Pigshell wants to be a common platform where web and local data can copied, mixed, viewed, analyzed and visualized using the browser's display engine. There are several issues holding it back from this goal:

  1. CORS: For security reasons, Ajax calls from Javascript are restricted by the common origin policy from retrieving data from random websites, since that would enable evil.com's scripts to trawl through LAN websites which were really not meant to be publicly visible.

    However, this same policy also prevents Javascript from accessing different-origin websites like Wikipedia, which are meant to be publicly visible. The official solution to this is CORS, where public websites add a header to their responses, indicating that cross-origin access is OK.

    Unfortunately, CORS support in the wild is practically non-existent.

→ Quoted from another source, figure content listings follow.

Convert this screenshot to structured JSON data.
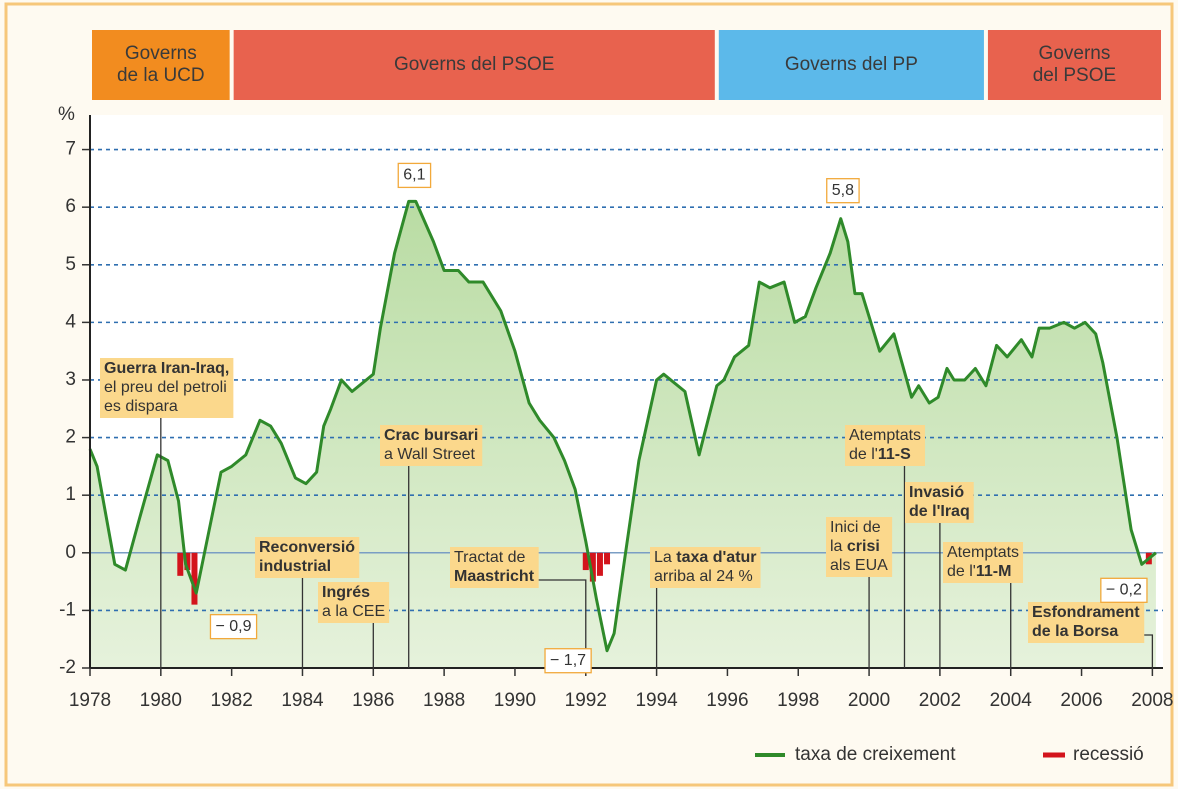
{
  "chart_data": {
    "type": "line",
    "y_label": "%",
    "xlim": [
      1978,
      2008.3
    ],
    "ylim": [
      -2,
      7.6
    ],
    "xticks": [
      1978,
      1980,
      1982,
      1984,
      1986,
      1988,
      1990,
      1992,
      1994,
      1996,
      1998,
      2000,
      2002,
      2004,
      2006,
      2008
    ],
    "yticks": [
      -2,
      -1,
      0,
      1,
      2,
      3,
      4,
      5,
      6,
      7
    ],
    "grid": true,
    "legend": "bottom-right",
    "governments": [
      {
        "lines": [
          "Governs",
          "de la UCD"
        ],
        "start": 1978,
        "end": 1982,
        "color": "#f28c1f"
      },
      {
        "lines": [
          "Governs del PSOE"
        ],
        "start": 1982,
        "end": 1995.7,
        "color": "#e8624e"
      },
      {
        "lines": [
          "Governs del PP"
        ],
        "start": 1995.7,
        "end": 2003.3,
        "color": "#5cb9ea"
      },
      {
        "lines": [
          "Governs",
          "del PSOE"
        ],
        "start": 2003.3,
        "end": 2008.3,
        "color": "#e8624e"
      }
    ],
    "series": [
      {
        "name": "taxa de creixement",
        "color": "#2f8a2a",
        "type": "line",
        "x": [
          1978.0,
          1978.2,
          1978.7,
          1979.0,
          1979.4,
          1979.9,
          1980.2,
          1980.5,
          1980.7,
          1981.0,
          1981.4,
          1981.7,
          1982.0,
          1982.4,
          1982.8,
          1983.1,
          1983.4,
          1983.8,
          1984.1,
          1984.4,
          1984.6,
          1984.8,
          1985.1,
          1985.4,
          1985.8,
          1986.0,
          1986.2,
          1986.6,
          1987.0,
          1987.2,
          1987.7,
          1988.0,
          1988.4,
          1988.7,
          1989.1,
          1989.6,
          1990.0,
          1990.4,
          1990.7,
          1991.1,
          1991.4,
          1991.7,
          1992.0,
          1992.3,
          1992.6,
          1992.8,
          1993.1,
          1993.5,
          1994.0,
          1994.2,
          1994.8,
          1995.2,
          1995.7,
          1995.9,
          1996.2,
          1996.6,
          1996.9,
          1997.2,
          1997.6,
          1997.9,
          1998.2,
          1998.5,
          1998.9,
          1999.2,
          1999.4,
          1999.6,
          1999.8,
          2000.3,
          2000.7,
          2001.2,
          2001.4,
          2001.7,
          2001.95,
          2002.2,
          2002.4,
          2002.7,
          2003.0,
          2003.3,
          2003.6,
          2003.9,
          2004.3,
          2004.6,
          2004.8,
          2005.1,
          2005.5,
          2005.8,
          2006.1,
          2006.4,
          2006.6,
          2007.0,
          2007.4,
          2007.7,
          2008.1
        ],
        "values": [
          1.8,
          1.5,
          -0.2,
          -0.3,
          0.6,
          1.7,
          1.6,
          0.9,
          -0.2,
          -0.7,
          0.5,
          1.4,
          1.5,
          1.7,
          2.3,
          2.2,
          1.9,
          1.3,
          1.2,
          1.4,
          2.2,
          2.5,
          3.0,
          2.8,
          3.0,
          3.1,
          3.9,
          5.2,
          6.1,
          6.1,
          5.4,
          4.9,
          4.9,
          4.7,
          4.7,
          4.2,
          3.5,
          2.6,
          2.3,
          2.0,
          1.6,
          1.1,
          0.2,
          -0.8,
          -1.7,
          -1.4,
          -0.1,
          1.6,
          3.0,
          3.1,
          2.8,
          1.7,
          2.9,
          3.0,
          3.4,
          3.6,
          4.7,
          4.6,
          4.7,
          4.0,
          4.1,
          4.6,
          5.2,
          5.8,
          5.4,
          4.5,
          4.5,
          3.5,
          3.8,
          2.7,
          2.9,
          2.6,
          2.7,
          3.2,
          3.0,
          3.0,
          3.2,
          2.9,
          3.6,
          3.4,
          3.7,
          3.4,
          3.9,
          3.9,
          4.0,
          3.9,
          4.0,
          3.8,
          3.3,
          2.0,
          0.4,
          -0.2,
          0.0
        ]
      },
      {
        "name": "recessió",
        "color": "#d3141c",
        "type": "bar",
        "x": [
          1980.55,
          1980.75,
          1980.95,
          1992.0,
          1992.2,
          1992.4,
          1992.6,
          2007.9
        ],
        "values": [
          -0.4,
          -0.3,
          -0.9,
          -0.3,
          -0.5,
          -0.4,
          -0.2,
          -0.2
        ]
      }
    ],
    "point_labels": [
      {
        "x": 1987.1,
        "y": 6.1,
        "label": "6,1"
      },
      {
        "x": 1999.2,
        "y": 5.8,
        "label": "5,8"
      },
      {
        "x": 1992.6,
        "y": -1.7,
        "label": "− 1,7"
      },
      {
        "x": 1980.95,
        "y": -0.9,
        "label": "− 0,9"
      },
      {
        "x": 2007.9,
        "y": -0.2,
        "label": "− 0,2"
      }
    ],
    "annotations": [
      {
        "x": 1980,
        "lines": [
          [
            {
              "t": "Guerra Iran-Iraq,",
              "b": true
            }
          ],
          [
            {
              "t": "el preu del petroli"
            }
          ],
          [
            {
              "t": "es dispara"
            }
          ]
        ]
      },
      {
        "x": 1984,
        "lines": [
          [
            {
              "t": "Reconversió",
              "b": true
            }
          ],
          [
            {
              "t": "industrial",
              "b": true
            }
          ]
        ]
      },
      {
        "x": 1986,
        "lines": [
          [
            {
              "t": "Ingrés",
              "b": true
            }
          ],
          [
            {
              "t": "a la CEE"
            }
          ]
        ]
      },
      {
        "x": 1987,
        "lines": [
          [
            {
              "t": "Crac bursari",
              "b": true
            }
          ],
          [
            {
              "t": "a Wall Street"
            }
          ]
        ]
      },
      {
        "x": 1992,
        "lines": [
          [
            {
              "t": "Tractat de"
            }
          ],
          [
            {
              "t": "Maastricht",
              "b": true
            }
          ]
        ]
      },
      {
        "x": 1994,
        "lines": [
          [
            {
              "t": "La "
            },
            {
              "t": "taxa d'atur",
              "b": true
            }
          ],
          [
            {
              "t": "arriba al 24 %"
            }
          ]
        ]
      },
      {
        "x": 2001,
        "lines": [
          [
            {
              "t": "Atemptats"
            }
          ],
          [
            {
              "t": "de l'"
            },
            {
              "t": "11-S",
              "b": true
            }
          ]
        ]
      },
      {
        "x": 2000,
        "lines": [
          [
            {
              "t": "Inici de"
            }
          ],
          [
            {
              "t": "la "
            },
            {
              "t": "crisi",
              "b": true
            }
          ],
          [
            {
              "t": "als EUA"
            }
          ]
        ]
      },
      {
        "x": 2002,
        "lines": [
          [
            {
              "t": "Invasió",
              "b": true
            }
          ],
          [
            {
              "t": "de l'Iraq",
              "b": true
            }
          ]
        ]
      },
      {
        "x": 2004,
        "lines": [
          [
            {
              "t": "Atemptats"
            }
          ],
          [
            {
              "t": "de l'"
            },
            {
              "t": "11-M",
              "b": true
            }
          ]
        ]
      },
      {
        "x": 2008,
        "lines": [
          [
            {
              "t": "Esfondrament",
              "b": true
            }
          ],
          [
            {
              "t": "de la Borsa",
              "b": true
            }
          ]
        ]
      }
    ]
  }
}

The Wikipedia article on CORS does not have a CORS header. Even those sites which claim to support CORS often have half-hearted support (GET but not HEAD). Picasa APIs work cross-origin as long as you're doing GETs, but don't work with POSTs, since they don't implement OPTIONS properly.

    So you have no choice but to use a proxy to access public URLs from Javascript.

  2. Local filesystem access: Getting access to the local filesystem from the browser is an awkward and messy affair. Dumping large objects to the desktop from Javascript has always been a challenge because there is no way to "stream" it. The File API is still very much a work in progress.

    Accessing the local filesystem via an HTTP server gives us a ton of benefits: streaming reads and writes, ability to move data back and forth from the cloud to the desktop, and an unlimited workspace.

  3. Utilities: Tons of apps are coming to Javascript every day, many of them via the Emscripten route, but there are still a wealth of tools available on the average Unix workstation - ImageMagick, R, even plain old grep - for which exact equivalents are hard to find.

While some of these requirements can be met by a cloud backend, we strongly prefer pure client-side, self-scaling architectures (basically we don't want the headache of maintaining a server) Psty lets us do all these things while still being easy to deploy and use.

Security

Psty serves data only to localhost, and then only when it sees an origin header from http://pigshell.com.

Any modification of psty can be dangerous. Specifically,

  1. Changing the CORS headers to '*' should never be done. This allows any site you visit from your desktop to use psty. If you want to run a copy of pigshell from another domain, change the headers to that domain name and not '*'.
  2. Don't changing the listening IP from localhost. You don't want your data to be exposed even on the LAN.

As pigshell is open source, you can verify that the code does what it is supposed to do. Running pigshell scripts from untrusted sources is as dangerous as running untrusted shell scripts on your desktop.